Pero pronto me enteré por boca de uno de los funcionarios —una amable mujer con el pelo rizado y un pulcro uniforme azul con cuello rígido— de que un árbol había matado a una mujer en los aledaños de Flores durante el huracán, y que la víctima era extranjera. La funcionaria me informó también de que me permitiría entrar para tratar de identificar el cadáver, porque nadie lo había hecho hasta entonces.

Tras esperar un rato sentados en silencio en un banco, me condujeron a una sala.

La sala que hacía de depósito en Flores era pequeña y estaba pintada de color beis, con una mesa metálica, un fregadero y dos archivadores. Algo me ocurría, porque en lugar de sufrir una ceguera histérica, cosa que habría preferido, estaba extremadamente lúcida. Observaba con claridad surreal las ondulantes motas negras del suelo de linóleo, de lisas baldosas. Detrás del fregadero metálico había un cubo de basura de plástico blanco, y en las paredes había letreros en negro y rojo escritos en español, que me costó leer. Cerca del techo colgaba una hilera de viejos armarios amarillos, iluminados por largos fluorescentes.

Un funcionario con el pelo de color pajizo entró en la habitación empujando una mesa metálica con ruedas. Lo que había sobre la mesa no estaba tapado por una sábana blanca, sino por una manta de algodón con dibujos en color negro y caléndula. Parecía una manta para cama, o un chal muy grande.

El funcionario lo retiró con cuidado, para que yo pudiera hacer la identificación.

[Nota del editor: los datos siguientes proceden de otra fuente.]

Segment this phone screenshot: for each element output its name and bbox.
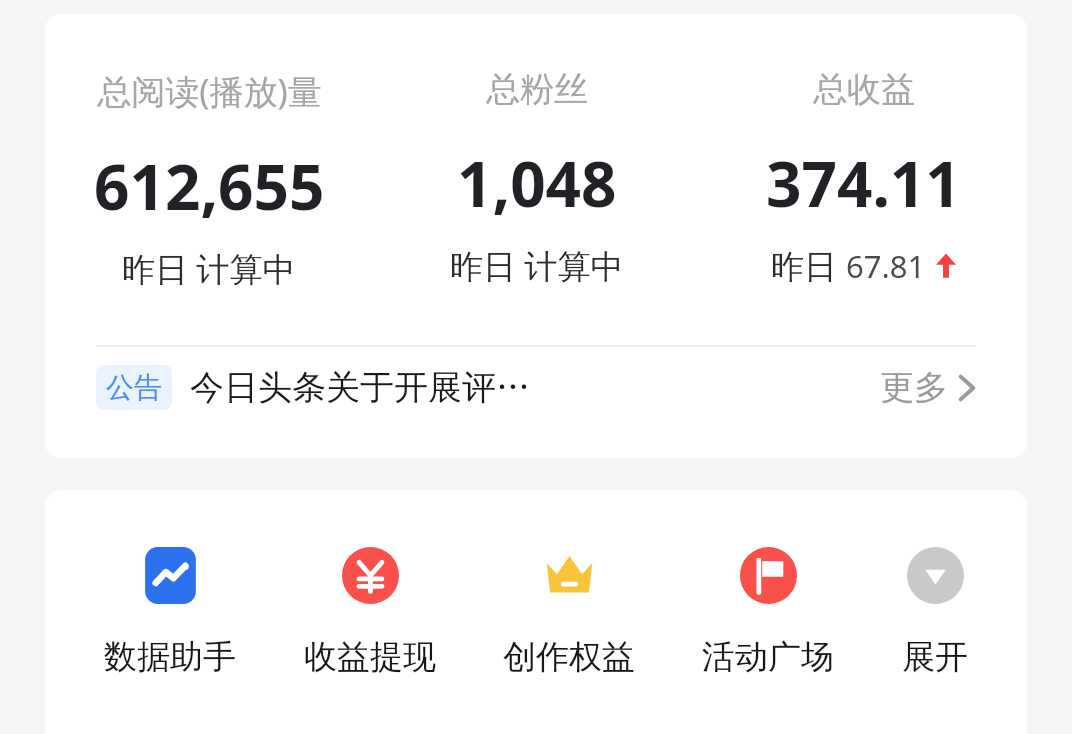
staticText: 收益提现 (304, 636, 436, 678)
staticText: 总粉丝 (486, 68, 588, 111)
staticText: 612,655 (94, 144, 325, 228)
staticText: 昨日 计算中 (122, 246, 296, 291)
staticText: 总收益 (813, 68, 915, 111)
staticText: 展开 (902, 636, 968, 678)
button[interactable]: 活动广场 (694, 547, 842, 678)
staticText: 数据助手 (104, 636, 236, 678)
button[interactable]: 展开 (894, 547, 976, 678)
staticText: 总阅读(播放)量 (97, 68, 322, 114)
button[interactable]: 公告 (45, 347, 1027, 427)
button[interactable]: 创作权益 (495, 547, 643, 678)
button[interactable]: 收益提现 (296, 547, 444, 678)
staticText: 今日头条关于开展评论专项整治公告... (190, 366, 535, 409)
button[interactable]: 总收益 (700, 68, 1027, 288)
staticText: 昨日 计算中 (450, 243, 624, 288)
button[interactable]: 总粉丝 (373, 68, 700, 288)
staticText: 更多 (880, 366, 948, 409)
staticText: 活动广场 (702, 636, 834, 678)
staticText: 1,048 (457, 141, 617, 225)
staticText: 67.81 (846, 245, 926, 287)
button[interactable]: 数据助手 (96, 547, 244, 678)
staticText: 创作权益 (503, 636, 635, 678)
button[interactable]: 总阅读(播放)量 (45, 68, 373, 291)
button[interactable]: 更多 (880, 366, 976, 409)
staticText: 公告 (106, 370, 162, 405)
staticText: 374.11 (766, 141, 961, 225)
staticText: 昨日 (771, 243, 846, 288)
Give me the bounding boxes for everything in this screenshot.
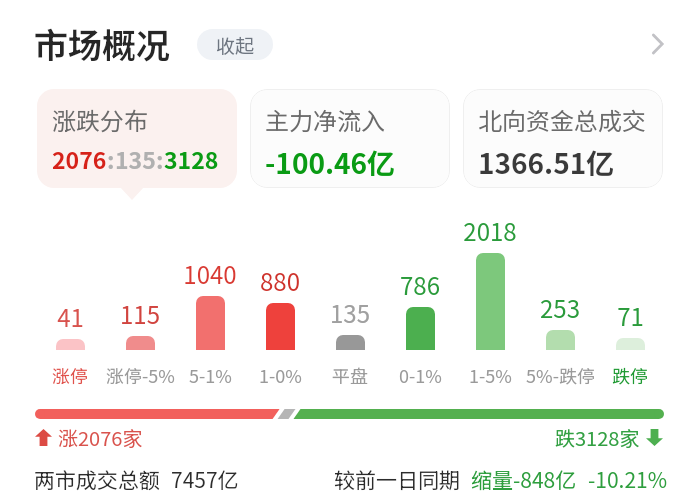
staticText: 平盘 [332, 362, 368, 388]
staticText: 7457亿 [171, 464, 239, 494]
staticText: 3128 [164, 142, 219, 175]
staticText: 41 [57, 299, 84, 334]
staticText: 1040 [183, 256, 237, 291]
staticText: : [107, 142, 115, 175]
staticText: 1-0% [259, 362, 302, 388]
staticText: 涨停 [52, 362, 88, 388]
staticText: 2018 [463, 213, 517, 248]
staticText: 两市成交总额 [34, 464, 160, 494]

La mujer que había bajo la manta tenía los cabellos oscuros y el rostro de un color indefinido, pómulos altos y una mandíbula muy pronunciada, que la piel estirada hacía más severa. Vi las precisas hileras de pestañas y las cejas depiladas en un delicado arco. Los finos labios se dilataban en una expresión de descontento. Los cabellos caían hacia atrás y dejaban la frente despejada; la nariz era larga, pero no ganchuda como la de un águila, sino con un delgado puente y con las ventanas anchas; tenía perforadas las orejas, pero no llevaba pendientes. Su largo y blanco cuello sobresalía debajo de la manta parecida a un chal. Al mirarla mejor, distinguí una contusión en el lado opuesto de la cara, el que no podía ver bien desde mi posición.

Minutos después, abandoné aquella habitación y volví a recorrer el pasillo con el suelo de linóleo moteado de negro y las blancas luces cegadoras. Regresé al banco donde esperaba Erik con mis documentos y el diario de mi madre cuidadosamente apilados a un lado.

Alzó la vista.

—No era ella —dije.

—Salgamos de aquí.

—No era ella.

—Te llevaré a alguna parte, Lola —dijo Erik—. A algún sitio donde puedas descansar. Tienes muy mal aspecto.

—Según ellos, podría ser húngara —insistí.

Mi cuerpo, mi cara y mis manos empezaron a moverse por su cuenta; yo no podía hacer nada para dominarlos o hacer que se detuvieran.